Dua puluh delapan

1.4K 71 1
                                    

Aluna menghela napasnya

Ups! Gambar ini tidak mengikuti Pedoman Konten kami. Untuk melanjutkan publikasi, hapuslah gambar ini atau unggah gambar lain.

Aluna menghela napasnya. Sudah selama tiga jam ia berada di balkon kamarnya. Tidak ada yang ia lakukan kecuali duduk di atas kursi dengan kedua tangan yang berada di atas meja. Tangan kanannya sejak tadi membuat goresan melalui pensil di atas buku sketsanya. Kali ini, bukan sebuah desain baju yang ia buat melainkan hanya sebuah goresan abstrak yang menciptakan warna abu-abu hitam dari pensil yang dipegangnya.

Pikiran Aluna yang tengah kalut membuatnya tidak mampu memikirkan desain seperti apa yang akan dibuatnya kali ini. Meskipun belum selihai para desainer, tetapi menggambar desain baju biasanya menjadi kesenangan tersendiri untuk Aluna. Apalagi bila membuat sketsa gaun yang selalu membuatnya puas setiap menyelesaikan desainnya.

Sayangnya untuk kali ini, jangankan untuk menggambar, memikirkan sketsanya saja tidak Aluna lakukan. Tangannya terus-menerus bergerak pada permukaan buku yang sama dan membentuk lingkaran yang semakin lama semakin besar hingga terlihat seperti benang-benang kusut serupa pikiran Aluna saat ini yang terus berputar pada hal yang sama tanpa ujung.

Hanya Fatih. Masih Fatih. Juga selalu Fatih.

Rasa takut, khawatir dan kecewa menyatu padu hingga membuat Aluna merasa kesal. Ia yang merasa takut kehilangan Fatih menjadi sadar bahwa peranan Fatih sebenarnya telah menjadi bagian penting untuk hidupnya sejak lama. Ia yang merasa khawatir pada kondisi Fatih karena kabar yang tidak kunjung didapatnya membuat Aluna mengerti seberapa berharganya kondisi Fatih yang baik-baik saja baginya. Juga rasa kecewa yang hadir dalam hatinya kala mengingat janji Fatih bahwa ia tidak akan meninggalkan Aluna dan akan terus ada di sisinya namun tidak lelaki itu tepati dan malah menghilang seenaknya.

Semua itu yang tidak bisa terpenuhi dan hanya sebuah angan-angan membuat Aluna kesal sendiri karena tidak mampu menemukan penyelesaiannya.

Karena hanya Fatih yang mampu memberikan penyelesaian dari itu semua, hanya keberadaannya di hadapan Aluna.

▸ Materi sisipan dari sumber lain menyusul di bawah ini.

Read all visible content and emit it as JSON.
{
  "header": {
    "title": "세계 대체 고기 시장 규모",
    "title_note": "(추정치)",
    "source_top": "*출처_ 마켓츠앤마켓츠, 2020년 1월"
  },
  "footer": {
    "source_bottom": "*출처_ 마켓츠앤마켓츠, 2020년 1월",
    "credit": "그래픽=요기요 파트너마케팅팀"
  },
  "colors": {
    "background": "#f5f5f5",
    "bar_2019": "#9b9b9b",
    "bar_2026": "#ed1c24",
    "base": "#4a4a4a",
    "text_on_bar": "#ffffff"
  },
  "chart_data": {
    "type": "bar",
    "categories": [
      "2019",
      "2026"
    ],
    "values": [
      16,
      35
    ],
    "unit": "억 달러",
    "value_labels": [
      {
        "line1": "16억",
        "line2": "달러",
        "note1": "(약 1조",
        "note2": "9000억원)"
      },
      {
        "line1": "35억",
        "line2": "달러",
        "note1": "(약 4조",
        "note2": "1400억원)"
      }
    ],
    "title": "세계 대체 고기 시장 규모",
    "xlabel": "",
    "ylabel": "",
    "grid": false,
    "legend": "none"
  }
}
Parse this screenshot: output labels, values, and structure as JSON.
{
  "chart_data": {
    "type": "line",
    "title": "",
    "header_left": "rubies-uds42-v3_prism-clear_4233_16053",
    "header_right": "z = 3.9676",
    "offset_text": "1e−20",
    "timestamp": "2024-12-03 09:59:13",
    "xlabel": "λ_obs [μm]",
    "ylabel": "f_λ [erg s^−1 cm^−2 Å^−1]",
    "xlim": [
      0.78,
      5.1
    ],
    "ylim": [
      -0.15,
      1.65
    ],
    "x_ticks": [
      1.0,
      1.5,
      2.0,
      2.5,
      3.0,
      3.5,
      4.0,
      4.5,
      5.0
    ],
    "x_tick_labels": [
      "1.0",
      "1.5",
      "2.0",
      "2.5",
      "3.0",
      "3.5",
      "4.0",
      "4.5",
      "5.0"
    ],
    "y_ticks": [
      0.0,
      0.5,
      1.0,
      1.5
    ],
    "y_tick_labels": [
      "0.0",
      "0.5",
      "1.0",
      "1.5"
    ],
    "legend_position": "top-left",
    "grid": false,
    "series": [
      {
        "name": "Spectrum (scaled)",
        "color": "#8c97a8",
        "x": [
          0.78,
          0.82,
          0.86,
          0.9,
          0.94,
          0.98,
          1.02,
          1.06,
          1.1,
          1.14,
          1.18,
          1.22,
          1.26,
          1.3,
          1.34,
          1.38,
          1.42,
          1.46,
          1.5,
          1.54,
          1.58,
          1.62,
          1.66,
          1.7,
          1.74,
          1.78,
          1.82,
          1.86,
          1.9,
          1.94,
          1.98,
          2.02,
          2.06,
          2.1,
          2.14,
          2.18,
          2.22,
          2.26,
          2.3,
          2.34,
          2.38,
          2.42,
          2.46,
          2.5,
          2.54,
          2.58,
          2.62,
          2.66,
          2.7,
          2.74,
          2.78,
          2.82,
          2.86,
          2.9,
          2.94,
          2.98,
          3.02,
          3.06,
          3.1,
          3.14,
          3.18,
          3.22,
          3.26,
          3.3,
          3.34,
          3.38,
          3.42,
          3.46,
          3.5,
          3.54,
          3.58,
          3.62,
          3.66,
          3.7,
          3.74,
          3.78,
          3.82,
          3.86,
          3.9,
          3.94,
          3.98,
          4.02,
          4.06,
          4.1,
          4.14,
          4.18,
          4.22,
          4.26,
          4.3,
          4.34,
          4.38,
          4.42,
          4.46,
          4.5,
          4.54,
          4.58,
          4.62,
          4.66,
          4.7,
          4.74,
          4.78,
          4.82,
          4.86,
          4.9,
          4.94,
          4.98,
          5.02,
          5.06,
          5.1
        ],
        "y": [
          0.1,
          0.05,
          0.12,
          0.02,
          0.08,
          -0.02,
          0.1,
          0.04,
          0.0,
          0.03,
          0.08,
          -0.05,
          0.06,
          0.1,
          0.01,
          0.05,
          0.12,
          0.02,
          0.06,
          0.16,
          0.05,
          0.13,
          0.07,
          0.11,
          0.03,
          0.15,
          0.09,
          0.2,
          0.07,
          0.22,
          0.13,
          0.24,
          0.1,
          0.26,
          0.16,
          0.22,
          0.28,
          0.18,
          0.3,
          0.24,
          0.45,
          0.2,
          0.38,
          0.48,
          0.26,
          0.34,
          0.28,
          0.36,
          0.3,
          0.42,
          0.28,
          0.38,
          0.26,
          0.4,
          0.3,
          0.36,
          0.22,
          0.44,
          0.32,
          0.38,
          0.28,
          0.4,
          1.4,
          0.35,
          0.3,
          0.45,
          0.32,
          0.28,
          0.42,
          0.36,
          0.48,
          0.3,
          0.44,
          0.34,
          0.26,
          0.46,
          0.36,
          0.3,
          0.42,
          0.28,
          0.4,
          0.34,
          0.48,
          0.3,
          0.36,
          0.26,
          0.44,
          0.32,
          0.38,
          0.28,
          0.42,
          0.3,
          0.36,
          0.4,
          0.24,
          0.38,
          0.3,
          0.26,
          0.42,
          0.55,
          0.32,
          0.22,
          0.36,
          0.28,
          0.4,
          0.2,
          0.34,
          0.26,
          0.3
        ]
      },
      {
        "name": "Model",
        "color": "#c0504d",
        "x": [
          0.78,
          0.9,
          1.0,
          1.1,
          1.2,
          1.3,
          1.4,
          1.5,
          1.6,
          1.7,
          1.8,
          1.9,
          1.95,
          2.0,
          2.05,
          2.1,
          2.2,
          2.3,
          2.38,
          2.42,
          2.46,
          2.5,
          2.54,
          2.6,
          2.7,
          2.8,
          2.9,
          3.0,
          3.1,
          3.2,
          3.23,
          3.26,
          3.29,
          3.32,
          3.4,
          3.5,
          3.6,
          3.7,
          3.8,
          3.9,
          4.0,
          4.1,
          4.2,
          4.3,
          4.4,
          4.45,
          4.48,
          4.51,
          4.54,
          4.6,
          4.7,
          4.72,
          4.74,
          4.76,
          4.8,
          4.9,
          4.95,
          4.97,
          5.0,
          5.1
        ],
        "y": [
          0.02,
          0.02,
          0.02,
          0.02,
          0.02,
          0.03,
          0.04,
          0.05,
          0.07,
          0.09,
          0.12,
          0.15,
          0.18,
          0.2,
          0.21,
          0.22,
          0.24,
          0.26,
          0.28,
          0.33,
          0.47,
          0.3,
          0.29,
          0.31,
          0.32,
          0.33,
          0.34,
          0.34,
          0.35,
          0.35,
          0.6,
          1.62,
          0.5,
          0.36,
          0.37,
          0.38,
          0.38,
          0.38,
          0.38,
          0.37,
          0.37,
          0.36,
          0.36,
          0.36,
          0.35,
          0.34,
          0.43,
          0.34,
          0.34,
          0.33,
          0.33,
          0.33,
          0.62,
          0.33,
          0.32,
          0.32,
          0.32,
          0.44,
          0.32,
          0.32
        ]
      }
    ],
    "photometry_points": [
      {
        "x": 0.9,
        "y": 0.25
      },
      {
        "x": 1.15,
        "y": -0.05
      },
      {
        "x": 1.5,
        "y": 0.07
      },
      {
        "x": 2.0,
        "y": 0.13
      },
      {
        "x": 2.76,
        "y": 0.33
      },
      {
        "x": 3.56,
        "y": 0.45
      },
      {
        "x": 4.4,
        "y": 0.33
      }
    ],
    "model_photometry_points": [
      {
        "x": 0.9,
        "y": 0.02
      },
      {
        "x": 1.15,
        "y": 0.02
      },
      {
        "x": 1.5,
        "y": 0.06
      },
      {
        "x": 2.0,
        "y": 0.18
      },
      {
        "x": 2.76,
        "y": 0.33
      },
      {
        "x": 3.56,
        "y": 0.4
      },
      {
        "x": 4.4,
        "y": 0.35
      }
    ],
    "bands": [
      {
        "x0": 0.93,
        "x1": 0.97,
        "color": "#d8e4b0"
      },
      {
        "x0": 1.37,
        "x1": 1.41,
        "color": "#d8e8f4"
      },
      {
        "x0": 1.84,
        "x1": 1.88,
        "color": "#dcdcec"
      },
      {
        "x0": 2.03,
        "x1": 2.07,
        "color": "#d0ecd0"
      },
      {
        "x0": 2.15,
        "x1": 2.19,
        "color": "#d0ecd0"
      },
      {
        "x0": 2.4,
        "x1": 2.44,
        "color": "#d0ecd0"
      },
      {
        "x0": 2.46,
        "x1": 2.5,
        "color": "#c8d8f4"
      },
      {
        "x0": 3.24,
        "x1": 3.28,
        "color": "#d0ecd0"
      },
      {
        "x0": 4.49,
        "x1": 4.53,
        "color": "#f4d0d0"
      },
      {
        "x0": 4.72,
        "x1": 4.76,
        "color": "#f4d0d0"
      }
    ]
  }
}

Namun itulah yang mengherankan. Fatih yang berjanji dengan penuh keyakinan tidak akan mengingkarinya, bagaimana bisa menghilang seolah-olah melepaskan tanggung jawab? Padahal lelaki itu tidak pernah pergi dari Aluna sejak dia menjalani pertunangan dengan Aluna kecuali untuk urusan pekerjaannya. Kali ini, bahkan Aluna harus turut mengkhawatirkan profesi Fatih yang bisa jadi kacau balau karena kepergiannya. Fatih begitu menyayangi dan menyukai pekerjaannya. Rasa-rasanya cukup riskan bila Fatih pergi tanpa memberikan kabar apa-apa.

Ada perasaan yakin di dalam hati Aluna bahwa Fatih tidak mungkin sengaja menghilang begitu saja — entah sejak kapan rasa percaya yang begitu besar itu hadir dalam diri Aluna untuk Fatih.

Mungkin sejak Aluna yang mendapatkan kepastian dari Rolf — teman Fatih — bahwa Fatih sama sekali tidak membunuh orang. Ia memang menyekap tiga serangkai — Zivan, Zav, dan Rafi — namun penyelesaian baik-baik sudah menjadi jalan keluarnya. Padahal saat itu ketika Aluna mendapatkan informasi dari Alan bahwa Fatih telah membunuh orang, Aluna sudah bersiap memutuskan hubungan mereka bila itu benar-benar terjadi.